Blogging is a good thing to do, but it really oughtn’t trump study time, bill paying, building homeschool curriculum, prepping meals, doing the laundry, keeping up on correspondence, going to sleep at night, or caring for my children. These are important and necessary activities—most of them are even enjoyable and rewarding. Still, when something new grabs my attention it takes a while for it to get comfortably integrated into the rest of my life.
The same is true for me spiritually. As my theology is developed and sharpened, I go through phases. When I am wrestling with a concept or truth from the Bible, for a while it colors, dominates, or even eclipses other, balancing truths. In the last couple of years I’ve seen this happen as I have struggled with the issue of women in ministry, the nature of God’s relationship to time and free will agents, and the purpose and duration of the sign gifts. I think that where I have landed is solid, but I’ve seen within myself the potential to really ride the pendulum.
Either a woman should never teach a man in the church or the Pauline passages concerning male/female relationships in the church have no meaning at all. Everything that ever has happened or will happen is God’s will or God’s hands are basically tied because of the kind of universe He has created. The gifts of the Spirit are rarely bestowed and should not be expected or their absence means a lack of faith. Yeee-Haw!

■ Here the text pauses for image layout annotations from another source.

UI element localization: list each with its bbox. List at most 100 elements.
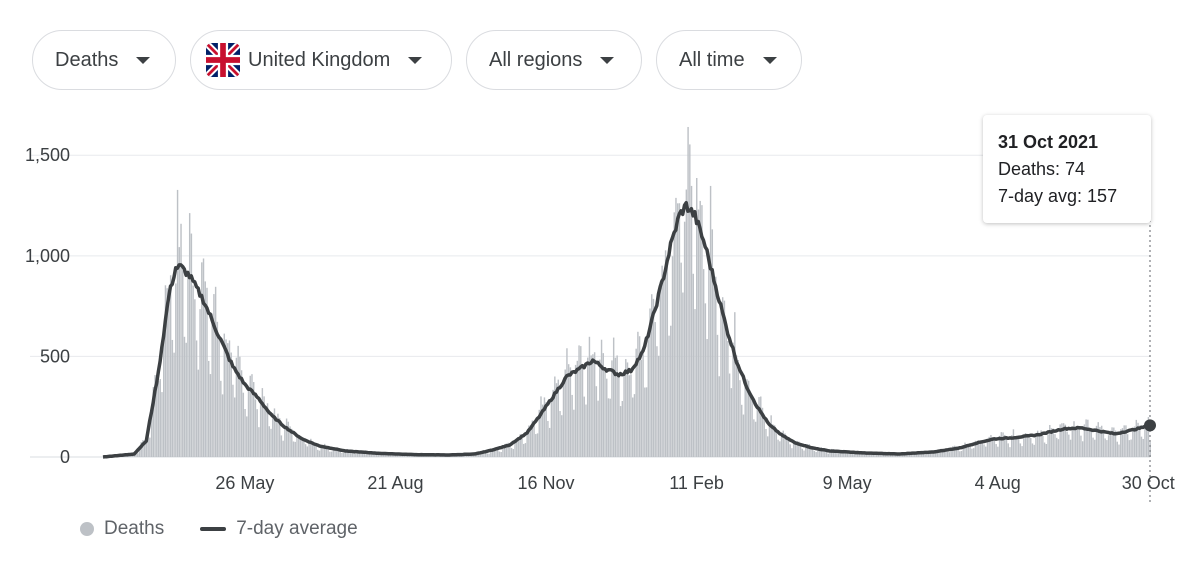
daily-bar [192,285,194,457]
daily-bar [1024,433,1027,457]
daily-bar [661,265,663,457]
daily-bar [962,447,964,457]
tooltip-date: 31 Oct 2021 [998,132,1099,152]
daily-bar [208,360,210,457]
y-tick-label: 1,500 [25,145,70,165]
daily-bar [668,335,670,457]
daily-bar [922,454,925,457]
daily-bar [140,442,142,457]
country-dropdown[interactable]: United Kingdom [190,30,452,90]
y-tick-label: 0 [60,447,70,467]
daily-bar [725,332,727,457]
daily-bar [711,229,714,457]
daily-bar [190,233,193,457]
daily-bar [945,450,947,457]
daily-bar [805,447,807,457]
daily-bar [611,360,613,457]
daily-bar [744,382,746,457]
daily-bar [322,444,324,457]
daily-bar [240,370,243,457]
daily-bar [853,452,855,457]
daily-bar [329,451,331,457]
daily-bar [211,313,213,457]
daily-bar [375,453,378,457]
daily-bar [1139,425,1141,457]
daily-bar [777,439,779,457]
deaths-chart[interactable]: 0 500 1,000 1,500 26 May 21 Aug 16 Nov 11 Feb 9… [0,100,1200,510]
daily-bar [1059,424,1061,457]
daily-bar [1043,442,1046,457]
legend-item-deaths[interactable]: Deaths [80,518,164,540]
daily-bar [772,424,774,457]
daily-bar [287,421,290,457]
daily-bar [862,454,864,457]
daily-bar [336,448,338,457]
daily-bar [950,448,952,457]
daily-bar [829,449,831,457]
daily-bar [737,360,739,457]
daily-bar [152,386,155,457]
daily-bar [747,380,750,457]
daily-bar [656,346,658,457]
daily-bar [630,374,632,457]
daily-bar [1094,439,1096,457]
daily-bar [965,444,968,457]
daily-bar [824,449,826,457]
daily-bar [292,441,295,457]
daily-bar [149,437,151,457]
legend-item-average[interactable]: 7-day average [200,518,358,540]
daily-bar [498,451,501,457]
daily-bar [696,177,698,457]
x-tick-label: 4 Aug [975,473,1021,493]
daily-bar [652,298,655,457]
daily-bar [559,411,561,457]
time-range-label: All time [679,48,745,71]
daily-bar [161,392,163,457]
daily-bar [1132,431,1134,457]
region-dropdown[interactable]: All regions [466,30,642,90]
daily-bar [223,333,226,457]
daily-bar [313,443,315,457]
daily-bar [1088,427,1091,457]
daily-bar [547,421,549,457]
daily-bar [751,398,753,457]
daily-bar [1071,429,1073,457]
daily-bar [886,454,888,457]
daily-bar [1142,438,1144,457]
daily-bar [493,448,495,457]
daily-bar [780,436,783,457]
daily-bar [657,355,660,457]
time-range-dropdown[interactable]: All time [656,30,802,90]
daily-bar [936,453,939,457]
daily-bar [813,450,816,457]
daily-bar [1057,439,1060,457]
daily-bar [1126,434,1129,457]
daily-bar [1007,443,1009,457]
daily-bar [270,428,272,457]
daily-bar [619,406,622,457]
daily-bar [730,388,733,457]
daily-bar [173,352,175,457]
region-label: All regions [489,48,583,71]
daily-bar [678,203,681,457]
legend-deaths-label: Deaths [104,518,165,539]
daily-bar [289,426,291,457]
daily-bar [815,452,817,457]
daily-bar [818,448,821,457]
daily-bar [1113,427,1115,457]
daily-bar [337,448,340,457]
daily-bar [766,436,769,457]
daily-bar [580,346,582,457]
daily-bar [571,394,573,457]
metric-dropdown[interactable]: Deaths [32,30,176,90]
daily-bar [180,223,182,457]
daily-bar [1050,428,1053,457]
tooltip-average: 7-day avg: 157 [998,186,1118,206]
daily-bar [216,321,219,457]
daily-bar [159,379,161,457]
daily-bar [607,398,610,457]
daily-bar [940,448,942,457]
daily-bar [756,404,759,457]
daily-bar [817,448,819,457]
daily-bar [822,449,824,457]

This wild ride may be just a part of the process of finding a nice, steady gait, but it can be dangerous. I have been guilty of taking off at a full gallop, applying a concept to my experience and letting it shape my view of God before I have reconciled it with the rest of God’s revelation. The result is often disillusionment, confusion, or frustration. Not pretty.
I would do well to remember this tendency when I feel myself derailing spiritually. Time to immerse myself in God’s Word and get back on course with a fuller picture of who He is. However, I can never ride the pendulum too far in the direction of making Christ my love, my life, my goal, and my purpose. Utter devotion to Him is never unbalanced. A total saturation of Jesus in every area of my life will never lead me astray.